It is hard to take your eyes off the view, especially in the morning when the clouds form a blanket over the valley but also in the afternoon, when the sun moves through the clouds and beams of light reach all the way down to the river. In the evening the clouds are often still there but at night it is clear and there are many stars. I like to sit on the little wall in front of the kitchen, on the old part where the stones have been stacked meticulously, decades—maybe centuries—ago, where small plants grow on top and little ferns at the bottom. What happens when you listen to instead of look at the landscape? It sounds easy and in a way it is, but how do you really listen? The best way to figure that out is to do it and see what happens.
I sit down and close my eyes. It is so silent here, which means that every sound breaks the silence and asks for attention. The wind is there most of the time, until it lies down and you forget about it until it comes back. A dog barks, another dog starts barking, somebody is hammering, a power tool, silence again, which of course is never really silence. There is the blood running through your veins and you hear it when your ears turn inwards. When a car approaches it is almost impossible not to open my eyes, because the sound of cars is rare here. Church bells, the same tune always, I already hear the notes in my memory before they sound. Faraway voices, another dog. Every time I hear something my brain names it, how do you listen without your brain processing what it hears? I try a few times during the day, but to actively “just” hear the sounds without thinking what makes the sound is hard. It is not so when listening to music, or at least most of the time it isn’t, at least when it is instrumental music.

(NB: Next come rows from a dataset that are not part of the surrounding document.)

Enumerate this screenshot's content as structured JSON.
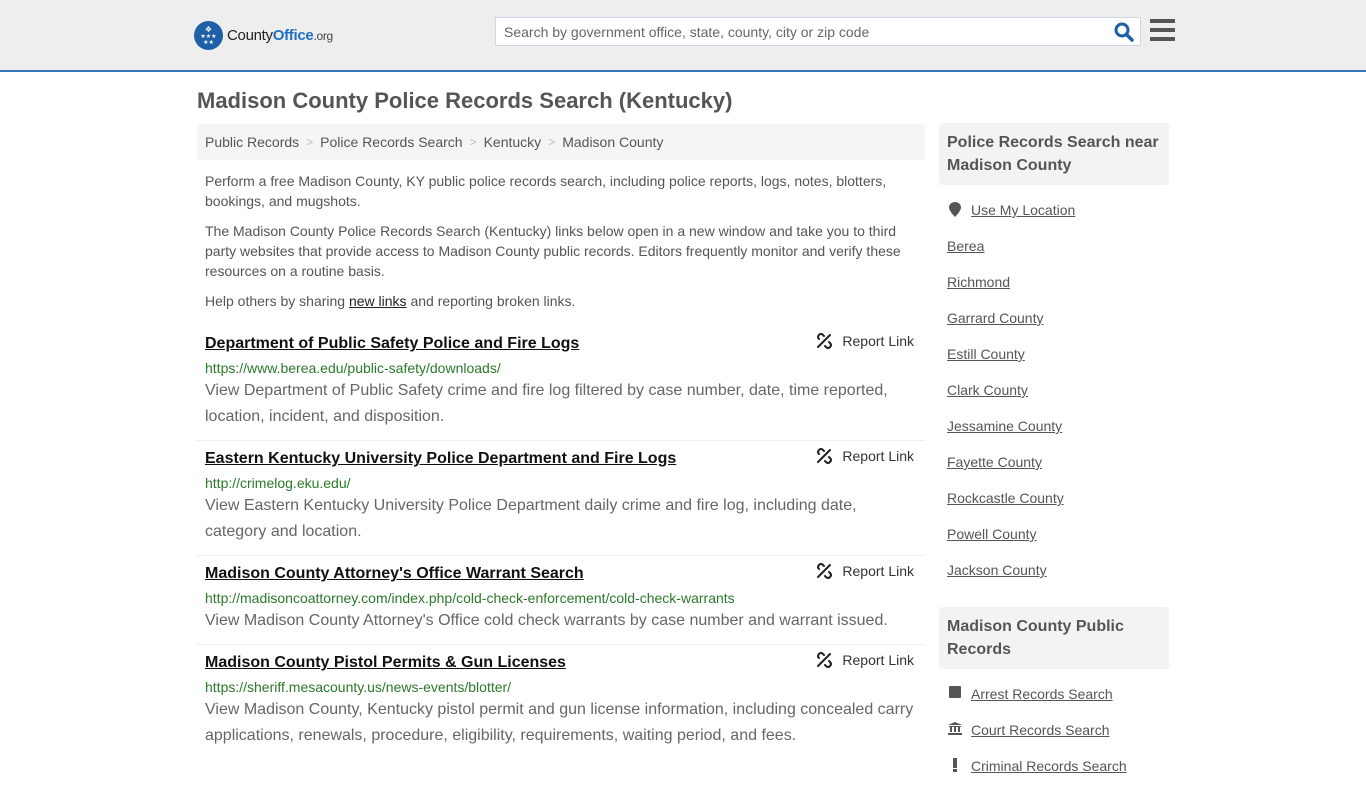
{
  "header": {
    "logo": {
      "name_part1": "County",
      "name_part2": "Office",
      "tld": ".org"
    },
    "search": {
      "placeholder": "Search by government office, state, county, city or zip code",
      "value": ""
    },
    "colors": {
      "accent": "#337ab7",
      "logo_blue": "#1e5fa8"
    }
  },
  "page": {
    "title": "Madison County Police Records Search (Kentucky)"
  },
  "breadcrumb": [
    {
      "label": "Public Records"
    },
    {
      "label": "Police Records Search"
    },
    {
      "label": "Kentucky"
    },
    {
      "label": "Madison County"
    }
  ],
  "intro": {
    "p1": "Perform a free Madison County, KY public police records search, including police reports, logs, notes, blotters, bookings, and mugshots.",
    "p2": "The Madison County Police Records Search (Kentucky) links below open in a new window and take you to third party websites that provide access to Madison County public records. Editors frequently monitor and verify these resources on a routine basis.",
    "p3_before": "Help others by sharing ",
    "p3_link": "new links",
    "p3_after": " and reporting broken links."
  },
  "results": [
    {
      "title": "Department of Public Safety Police and Fire Logs",
      "url": "https://www.berea.edu/public-safety/downloads/",
      "description": "View Department of Public Safety crime and fire log filtered by case number, date, time reported, location, incident, and disposition.",
      "report_label": "Report Link"
    },
    {
      "title": "Eastern Kentucky University Police Department and Fire Logs",
      "url": "http://crimelog.eku.edu/",
      "description": "View Eastern Kentucky University Police Department daily crime and fire log, including date, category and location.",
      "report_label": "Report Link"
    },
    {
      "title": "Madison County Attorney's Office Warrant Search",
      "url": "http://madisoncoattorney.com/index.php/cold-check-enforcement/cold-check-warrants",
      "description": "View Madison County Attorney's Office cold check warrants by case number and warrant issued.",
      "report_label": "Report Link"
    },
    {
      "title": "Madison County Pistol Permits & Gun Licenses",
      "url": "https://sheriff.mesacounty.us/news-events/blotter/",
      "description": "View Madison County, Kentucky pistol permit and gun license information, including concealed carry applications, renewals, procedure, eligibility, requirements, waiting period, and fees.",
      "report_label": "Report Link"
    }
  ],
  "sidebar": {
    "nearby": {
      "heading": "Police Records Search near Madison County",
      "use_location": "Use My Location",
      "items": [
        "Berea",
        "Richmond",
        "Garrard County",
        "Estill County",
        "Clark County",
        "Jessamine County",
        "Fayette County",
        "Rockcastle County",
        "Powell County",
        "Jackson County"
      ]
    },
    "public_records": {
      "heading": "Madison County Public Records",
      "items": [
        {
          "label": "Arrest Records Search",
          "icon": "square-icon"
        },
        {
          "label": "Court Records Search",
          "icon": "courthouse-icon"
        },
        {
          "label": "Criminal Records Search",
          "icon": "exclamation-icon"
        }
      ]
    }
  }
}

In the evening the soundscape is different. There are no cars, no human voices, there are owls and they are loud. Every time I hear one I think “owl” and when they make an owl sound I am not familiar with, I think “what kind of owl?” There is something making a high pitched sound and for a while I just hear it without thinking, coming from different corners but then again:”Is it a mouse, mice, another rodent?”
Maybe it will be different when I am here longer and the sounds aren’t as new as they are now, probably I have to do some listening for a longer stretch of time. I want to read Pauline Oliveros who created the Deep Listening practice and Raymond Murray Schafer who coined the term soundscape and John Cage who taught that music is everywhere in the ordinary moments of life, but not today. Today I just listen.